"The goose which the Celts had kept for pleasure were probably of the grey leg variety which has remained the principal domestic goose of Britian." (p. 114)..."Goose was in season twice in its life, a young goose in early summer, and the fattened bird at Michaelmas. (p. 121)
---Food in Britain: From the Stone Age to the Nineteenth Century, C. Anne Wilson [Academy Chicago:Chicago] 1991 "The Christmas bird provided by the familiar "goose club" may be compared with the German Martinmas goose. The more luxurious turkey must be relatively an innovation, for that bird seems not to have been introduced into England until the sixteenth century."
---Christmas: Customs and Traditions, Their History and Significance, Clement A. Miles [Dover Publications:New York] 1976 (p. 284)
"The Martinmas or Michaelmas roast goose is actually the perpetuation of the ceremonies of Celtic Samhain or Hallowe'en and Germanic Yule, originally the first day of the New Year, now our 1st November. Van Gennep, writing on French folklore, reminds us that it was a good occasion for feasting on tender geese that had must been fattened. Originally roast goose was a thank-offering for the harvest that had been gathered in, the Erntedankfest or harvest home, a sacrifice first to the spirit of vegetation, the to the gods of Odin and Thor. The goose, ritually eaten, magically ensured the regeneration in the months to come of nature as she went underground for the winter, precisely parallel to the Greek myth of the abduction of Persephone by the lord of the underworld...The great feasts of Samhain-All Saints' and St. Martin's Day on 11th November were thus rituals uniting the assembled company of the living with the spirits of the dead...During the Renaissance the tradition of eating goose on All Saints' Day was still widely observed..."

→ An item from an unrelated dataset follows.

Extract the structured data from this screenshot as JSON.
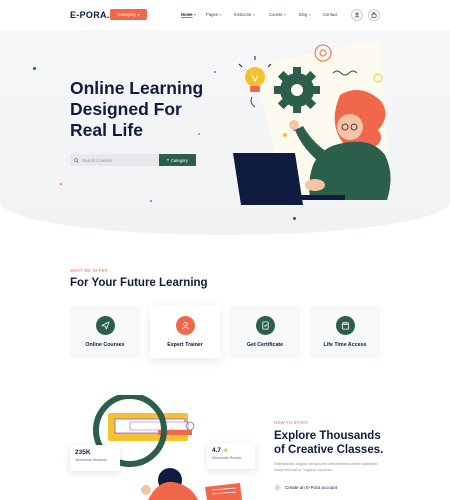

---History of Food, Maguelonne Toussaint-Samat, translated by Anthea Bell [Barnes and Noble Books: New York] 1992 (p. 352-3)
"Feasting on geese has long been a tradition in the Old World, as is clear from ancient mythology. The prevalence of goose gods in numerous cultures attests to the ritual importance of geese and to the fact that these rituals date back to antiquity...The goose feast that came to characterize holiday celebrations in later times arise as a modern-day derivative of these ancient rites and sacrifices. People in Europe, Central Asia, North America, and North Africa customarily sacrified geese, particularly at the turn of the seasons. Like other migratory fowl, geese appeared and diappeared at crucial times in the yearly cycle, so eating them customairly accompanied ceremonial events in the solar and agricultural year. People have linked geese to the changing seasons for so long that originally the goose served as a sacrifice to the spirit of vegetation, in thanks for the harvest. After the goose was ceremonially killed, participants in the sacrifice feasted on its flesh in a ritual that they believed would ensure the regeneration of the Earth...Goose was served at the Celtic Samhain, or Halloween; the Germanic Yule, originally the first day of the new year; and Michaelmas, the ritual feast of the winter solstice. The Michaelmas feast is probably the most famous goose feast, apart from that at Christmas dinner...Turkeys, native to the New World, were more plentiful than geese during the period of early settlement. American settlers served turkey at Thanksgiving, making it the seasonal feast bird. In much of the Western world today, turkeys have replaced geese also at the Christmas feast; but for all practical purposes, these two birds share the same symbolism. Just as the people of the Old World connected geese to the sun, some of the North American tribes connected turkeys to the sun."
---Nectar and Ambrosia: An Encyclopedia of Food in World Mythology, Tamra Andrews [ABC-CLIO:Santa Barbara CA] 2000 (p. 105-6)
"Martinmas had once all the customary accompaniments of Christmas, ..but gradually, from the time of the Roman occupation of Europe and its later solistial New Year, the majority of those celebrations were moved forward to the later December date. All Souls' Day and Hallowe'en--a time of falling leaves and fire festivals to help the sun's struggle with darkness--have in most countries similarly moved forward much of their old ritual to the Christmas period...In Germany and elsewhere the goose was the recognized Martinmas dish. And in England, as a large and succulent bird, it took its place for a long time as the most popular Christmas dish...The turkey was a gift from the New World. Spanish ships first brought it back from the Aztecs of Mexico to Spain: thence it would have arrived in the Spanish Netherlands and finally it came to prosper in England's Holland of East Anglia where the great turkey farms were started. It arrived in Spain in 1519; and it is said to have been eaten in England in the third decade of that century, though possibly the bird was then confused with the guinea-fowl. When the guinea-fowl, well known to the ancient Romans and Greeks, was rediscovered by the Portuguese in Africa at the beginnning of the sixteenth century, it came to England dubbed as the Turkie-Henne'."